Het initiatief werd echter niet door iedereen bejubeld. Sinds het onstaan van het vredesexperiment, wantrouwen de aanwezige gewapende groepen de boodschap van neutraliteit en richten hun pijlen op de gemeenschap. Nu een vredesakkoord tussen de overheid en de FARC dichterbij is dan ooit, biedt het verhaal van San José de Apartadó verhelderend inzicht in de problematiek van het Colombiaanse burgerconflict.

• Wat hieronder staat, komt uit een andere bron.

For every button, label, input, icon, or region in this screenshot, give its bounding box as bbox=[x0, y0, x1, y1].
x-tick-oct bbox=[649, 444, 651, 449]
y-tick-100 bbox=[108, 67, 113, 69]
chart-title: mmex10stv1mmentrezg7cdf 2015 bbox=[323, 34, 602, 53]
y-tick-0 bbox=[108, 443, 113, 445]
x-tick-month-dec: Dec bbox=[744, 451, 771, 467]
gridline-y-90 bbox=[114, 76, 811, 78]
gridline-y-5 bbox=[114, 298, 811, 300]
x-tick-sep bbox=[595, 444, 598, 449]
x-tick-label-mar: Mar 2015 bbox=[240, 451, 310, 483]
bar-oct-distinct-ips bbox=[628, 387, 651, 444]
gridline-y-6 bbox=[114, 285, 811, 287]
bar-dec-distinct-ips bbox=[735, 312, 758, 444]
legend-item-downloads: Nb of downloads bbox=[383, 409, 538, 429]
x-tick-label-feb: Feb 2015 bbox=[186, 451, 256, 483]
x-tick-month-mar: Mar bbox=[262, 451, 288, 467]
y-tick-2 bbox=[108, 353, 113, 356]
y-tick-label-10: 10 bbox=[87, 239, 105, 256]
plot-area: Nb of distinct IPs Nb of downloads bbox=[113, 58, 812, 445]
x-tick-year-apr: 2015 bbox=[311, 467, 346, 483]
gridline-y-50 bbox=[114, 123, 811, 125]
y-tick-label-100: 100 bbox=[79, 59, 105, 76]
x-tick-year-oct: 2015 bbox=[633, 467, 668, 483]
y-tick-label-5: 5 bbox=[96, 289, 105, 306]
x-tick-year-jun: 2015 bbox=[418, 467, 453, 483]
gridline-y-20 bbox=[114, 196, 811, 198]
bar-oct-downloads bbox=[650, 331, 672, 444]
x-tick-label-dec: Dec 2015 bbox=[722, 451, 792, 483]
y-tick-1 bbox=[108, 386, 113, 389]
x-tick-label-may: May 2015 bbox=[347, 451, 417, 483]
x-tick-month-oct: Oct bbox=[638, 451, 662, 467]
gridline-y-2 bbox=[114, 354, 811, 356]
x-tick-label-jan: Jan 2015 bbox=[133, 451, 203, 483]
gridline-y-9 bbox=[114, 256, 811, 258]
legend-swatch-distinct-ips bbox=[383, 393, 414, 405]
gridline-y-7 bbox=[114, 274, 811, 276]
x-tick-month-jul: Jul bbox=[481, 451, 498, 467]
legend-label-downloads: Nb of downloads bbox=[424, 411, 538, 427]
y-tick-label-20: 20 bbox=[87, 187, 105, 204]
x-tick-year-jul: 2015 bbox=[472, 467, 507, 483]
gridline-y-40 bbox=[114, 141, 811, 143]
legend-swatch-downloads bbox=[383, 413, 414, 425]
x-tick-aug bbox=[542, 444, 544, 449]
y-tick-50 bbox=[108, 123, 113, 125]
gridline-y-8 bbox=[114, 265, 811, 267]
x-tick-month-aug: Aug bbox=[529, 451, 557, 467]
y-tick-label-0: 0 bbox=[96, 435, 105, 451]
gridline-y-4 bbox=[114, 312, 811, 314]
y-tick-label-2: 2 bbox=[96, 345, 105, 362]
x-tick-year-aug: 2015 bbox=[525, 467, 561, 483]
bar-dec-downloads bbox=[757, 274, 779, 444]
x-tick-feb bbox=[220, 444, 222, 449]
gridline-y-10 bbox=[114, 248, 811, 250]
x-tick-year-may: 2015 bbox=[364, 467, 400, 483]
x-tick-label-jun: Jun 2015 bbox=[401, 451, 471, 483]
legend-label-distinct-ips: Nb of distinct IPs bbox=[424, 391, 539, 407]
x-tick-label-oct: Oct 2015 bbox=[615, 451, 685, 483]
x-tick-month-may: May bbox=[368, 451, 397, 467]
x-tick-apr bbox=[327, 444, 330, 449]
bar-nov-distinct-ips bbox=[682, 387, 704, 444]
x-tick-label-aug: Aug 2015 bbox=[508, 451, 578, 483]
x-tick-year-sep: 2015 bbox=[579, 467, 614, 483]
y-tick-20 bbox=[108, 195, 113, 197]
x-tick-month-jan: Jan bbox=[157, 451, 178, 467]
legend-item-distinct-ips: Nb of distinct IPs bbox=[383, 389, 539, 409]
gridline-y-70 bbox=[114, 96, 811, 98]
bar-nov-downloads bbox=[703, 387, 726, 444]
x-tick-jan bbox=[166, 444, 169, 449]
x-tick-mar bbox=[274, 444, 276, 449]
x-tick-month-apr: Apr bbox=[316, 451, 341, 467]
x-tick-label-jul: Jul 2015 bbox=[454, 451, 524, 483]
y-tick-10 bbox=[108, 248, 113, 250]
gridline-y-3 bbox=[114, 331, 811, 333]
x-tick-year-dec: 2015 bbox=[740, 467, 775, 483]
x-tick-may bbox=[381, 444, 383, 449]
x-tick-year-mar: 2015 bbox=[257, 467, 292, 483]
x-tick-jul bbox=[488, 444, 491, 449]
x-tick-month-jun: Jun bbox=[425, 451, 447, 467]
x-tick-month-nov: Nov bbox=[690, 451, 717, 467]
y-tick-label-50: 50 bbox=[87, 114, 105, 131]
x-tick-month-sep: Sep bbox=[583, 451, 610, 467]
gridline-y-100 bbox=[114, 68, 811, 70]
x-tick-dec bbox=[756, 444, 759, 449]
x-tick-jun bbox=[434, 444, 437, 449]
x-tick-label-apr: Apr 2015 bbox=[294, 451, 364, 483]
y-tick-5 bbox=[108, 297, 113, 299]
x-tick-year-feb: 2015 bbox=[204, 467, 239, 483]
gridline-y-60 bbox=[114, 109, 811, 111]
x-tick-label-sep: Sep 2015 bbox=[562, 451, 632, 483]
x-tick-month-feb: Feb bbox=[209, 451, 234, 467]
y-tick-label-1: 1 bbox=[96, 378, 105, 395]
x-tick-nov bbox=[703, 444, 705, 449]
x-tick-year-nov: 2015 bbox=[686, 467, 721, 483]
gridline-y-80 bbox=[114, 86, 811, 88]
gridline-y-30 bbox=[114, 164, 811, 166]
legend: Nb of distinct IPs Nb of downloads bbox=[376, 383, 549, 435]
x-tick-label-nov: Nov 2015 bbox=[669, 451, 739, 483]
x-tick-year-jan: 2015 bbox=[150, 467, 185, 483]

De inwoners van San José weigeren de fysieke en politieke inmenging van gewapende groepen
Het Colombiaanse conflict in vogelvlucht
De Colombiaanse burgeroorlog begon een halve eeuw terug als een strijd tussen de overheid en linksgeoriënteerde rebellengroepen die zich verzetten tegen de machtspolitiek van de heersende elite. Maar van een simpel tweezijdig conflict is nooit sprake geweest. Om zich tegen guerrilla-aanvallen te bewapenen, creëerden grootgrondbezitters hun eigen privélegers, die uitgroeiden tot paramilitaire milities. Terwijl internationale media-aandacht voornamelijk uitgaat naar de oorlog tegen de FARC, komt een groot gedeelte van het geweld uit paramilitaire hoek. Het Rode Kruis acht paramilitairen verantwoordelijk voor minstens het hetzelfde aantal burgerslachtoffers als de FARC en overheidstroepen.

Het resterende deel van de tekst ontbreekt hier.